Full Session Law

This bill made technical and clarifying changes to anti-predatory lending laws for high-cost and rate-spread mortgages. The law became effective October 1, 2009.

High-Cost Loans

For high-cost loans, the bill clarified the definition of points and fees to include costs paid by the borrower "at or before closing".

Rate-Spread Loans

After the updates made through this bill, a rate-spread home loan is a loan that meets all of the following criteria:

  • The annual percentage rate (APR) exceeds the "average prime offer rate" at the time the rate was set by at least 1.5% for first-lien mortgages, or 3.5% for subordinate mortgages. The average prime offer rate is a rate published by the Federal Reserve Board based on average rates offered to consumers for low-risk transactions.
  • The APR exceeds the "conventional mortgage rate" at the time the rate was set by at least 1.75% for first-lien mortgages, or 3.75% for subordinate mortgages. The conventional mortgage rate is published by the Federal Reserve System's Board of Governors.
  • The APR exceeds the yield on U.S. Treasury securities with comparable periods of maturity by at least 3% for first-lien mortgages, or 5% for subordinate mortgages.

In addition, the loan principal must be within the conforming loan size limit for a single-family dwelling, set by Fannie Mae, and the property must be the borrower's principal dwelling. Loans for equity lines of credit, construction loans, reverse mortgages, and bridge loans with terms of 12 months or less do not qualify.
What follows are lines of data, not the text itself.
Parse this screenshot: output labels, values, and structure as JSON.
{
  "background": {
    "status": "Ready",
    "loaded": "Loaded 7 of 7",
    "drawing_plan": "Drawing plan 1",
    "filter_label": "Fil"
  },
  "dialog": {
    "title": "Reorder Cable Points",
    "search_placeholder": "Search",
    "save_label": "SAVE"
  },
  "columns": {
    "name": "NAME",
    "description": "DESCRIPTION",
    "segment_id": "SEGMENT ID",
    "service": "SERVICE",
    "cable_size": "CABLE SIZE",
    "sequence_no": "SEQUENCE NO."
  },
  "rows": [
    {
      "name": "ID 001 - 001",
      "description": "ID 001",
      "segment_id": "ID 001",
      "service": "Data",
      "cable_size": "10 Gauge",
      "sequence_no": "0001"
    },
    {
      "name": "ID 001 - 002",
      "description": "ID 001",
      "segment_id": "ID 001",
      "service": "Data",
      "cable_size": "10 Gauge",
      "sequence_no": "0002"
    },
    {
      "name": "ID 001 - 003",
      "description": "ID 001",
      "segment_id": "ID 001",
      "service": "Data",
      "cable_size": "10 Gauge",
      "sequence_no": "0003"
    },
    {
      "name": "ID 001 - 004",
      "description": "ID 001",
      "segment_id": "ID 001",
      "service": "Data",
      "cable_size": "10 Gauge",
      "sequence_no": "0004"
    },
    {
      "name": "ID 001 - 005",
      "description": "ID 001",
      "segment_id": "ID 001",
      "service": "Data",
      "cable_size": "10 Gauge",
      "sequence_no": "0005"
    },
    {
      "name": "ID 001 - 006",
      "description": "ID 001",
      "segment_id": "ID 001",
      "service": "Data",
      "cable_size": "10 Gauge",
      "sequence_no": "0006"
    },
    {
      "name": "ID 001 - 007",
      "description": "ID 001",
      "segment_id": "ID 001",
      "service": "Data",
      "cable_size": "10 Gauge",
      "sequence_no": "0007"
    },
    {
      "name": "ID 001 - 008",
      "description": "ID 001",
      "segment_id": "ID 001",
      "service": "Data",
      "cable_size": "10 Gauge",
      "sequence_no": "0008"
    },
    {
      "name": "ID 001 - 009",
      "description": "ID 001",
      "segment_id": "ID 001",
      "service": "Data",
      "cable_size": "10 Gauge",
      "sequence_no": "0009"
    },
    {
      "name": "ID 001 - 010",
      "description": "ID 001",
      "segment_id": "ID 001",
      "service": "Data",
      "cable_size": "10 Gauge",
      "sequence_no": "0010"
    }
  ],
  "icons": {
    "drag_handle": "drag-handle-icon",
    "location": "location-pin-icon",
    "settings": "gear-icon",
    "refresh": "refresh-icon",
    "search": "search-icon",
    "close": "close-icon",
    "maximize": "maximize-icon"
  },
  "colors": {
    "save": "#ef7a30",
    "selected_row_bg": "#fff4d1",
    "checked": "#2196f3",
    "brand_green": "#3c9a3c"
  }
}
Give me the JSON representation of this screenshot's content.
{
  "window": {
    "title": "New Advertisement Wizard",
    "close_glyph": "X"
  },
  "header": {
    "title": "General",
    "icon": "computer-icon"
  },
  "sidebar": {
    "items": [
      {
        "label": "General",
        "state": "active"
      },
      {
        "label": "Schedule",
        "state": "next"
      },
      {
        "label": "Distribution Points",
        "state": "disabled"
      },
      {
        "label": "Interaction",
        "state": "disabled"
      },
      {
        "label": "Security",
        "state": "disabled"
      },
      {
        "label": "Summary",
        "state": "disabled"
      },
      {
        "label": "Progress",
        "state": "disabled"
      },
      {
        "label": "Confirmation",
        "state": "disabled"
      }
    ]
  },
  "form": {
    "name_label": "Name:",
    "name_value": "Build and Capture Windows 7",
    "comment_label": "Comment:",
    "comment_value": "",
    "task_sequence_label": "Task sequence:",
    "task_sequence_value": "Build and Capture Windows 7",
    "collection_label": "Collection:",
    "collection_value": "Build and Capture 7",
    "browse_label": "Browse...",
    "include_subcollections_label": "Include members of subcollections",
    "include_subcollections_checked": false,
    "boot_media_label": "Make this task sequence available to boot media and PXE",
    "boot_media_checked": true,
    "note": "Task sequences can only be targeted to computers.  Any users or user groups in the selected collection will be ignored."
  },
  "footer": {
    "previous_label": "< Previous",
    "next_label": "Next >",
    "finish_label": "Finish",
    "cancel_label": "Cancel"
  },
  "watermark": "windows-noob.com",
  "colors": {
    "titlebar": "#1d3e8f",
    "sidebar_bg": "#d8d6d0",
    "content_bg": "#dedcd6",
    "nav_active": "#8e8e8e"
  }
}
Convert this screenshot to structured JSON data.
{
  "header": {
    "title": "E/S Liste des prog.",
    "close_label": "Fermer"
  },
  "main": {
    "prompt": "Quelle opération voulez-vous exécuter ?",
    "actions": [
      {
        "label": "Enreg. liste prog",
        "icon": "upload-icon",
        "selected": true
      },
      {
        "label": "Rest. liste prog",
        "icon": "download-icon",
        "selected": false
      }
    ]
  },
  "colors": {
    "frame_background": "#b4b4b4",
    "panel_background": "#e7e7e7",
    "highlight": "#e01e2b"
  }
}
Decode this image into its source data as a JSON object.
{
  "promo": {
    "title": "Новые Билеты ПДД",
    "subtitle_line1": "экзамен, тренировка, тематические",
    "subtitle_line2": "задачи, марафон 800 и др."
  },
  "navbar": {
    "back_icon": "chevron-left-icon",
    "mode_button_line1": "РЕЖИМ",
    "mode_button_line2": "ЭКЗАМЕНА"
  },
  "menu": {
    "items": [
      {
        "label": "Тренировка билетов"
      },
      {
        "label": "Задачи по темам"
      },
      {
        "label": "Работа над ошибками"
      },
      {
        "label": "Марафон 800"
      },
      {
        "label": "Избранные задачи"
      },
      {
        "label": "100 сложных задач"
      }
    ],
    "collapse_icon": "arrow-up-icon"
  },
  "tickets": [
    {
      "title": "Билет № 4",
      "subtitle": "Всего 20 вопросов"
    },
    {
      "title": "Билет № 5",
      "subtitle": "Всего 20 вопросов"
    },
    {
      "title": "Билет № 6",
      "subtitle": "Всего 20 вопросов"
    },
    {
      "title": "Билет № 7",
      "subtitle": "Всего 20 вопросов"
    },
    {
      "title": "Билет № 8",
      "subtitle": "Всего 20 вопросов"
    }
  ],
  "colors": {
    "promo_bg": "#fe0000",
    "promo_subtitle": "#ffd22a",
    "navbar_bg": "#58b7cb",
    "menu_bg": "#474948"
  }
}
The following protections apply to rate-spread home loans:

  • The borrower's ability to repay must be considered in making the loan
  • Prepayment penalties are prohibited

If the lender violated these provisions while acting in good faith, the lender can avoid legal liability if either of the following are established:

  • That within 90 days of the closing and before any action was instituted against the lender, the lender notified the borrower of the failure, made appropriate restitution, and offered to change the loan terms.
  • That the compliance failure was the result of an unintentional, bona fide error that occurred despite reasonable procedures for avoiding such errors; and within 120 days after discovering the error and prior to the institution of any action against the lender, the lender notified the borrower, made appropriate restitution, and offered to change the loan terms.

The mortgage broker who brokered a non-complying rate-spread loan is jointly and severally liable with the lender.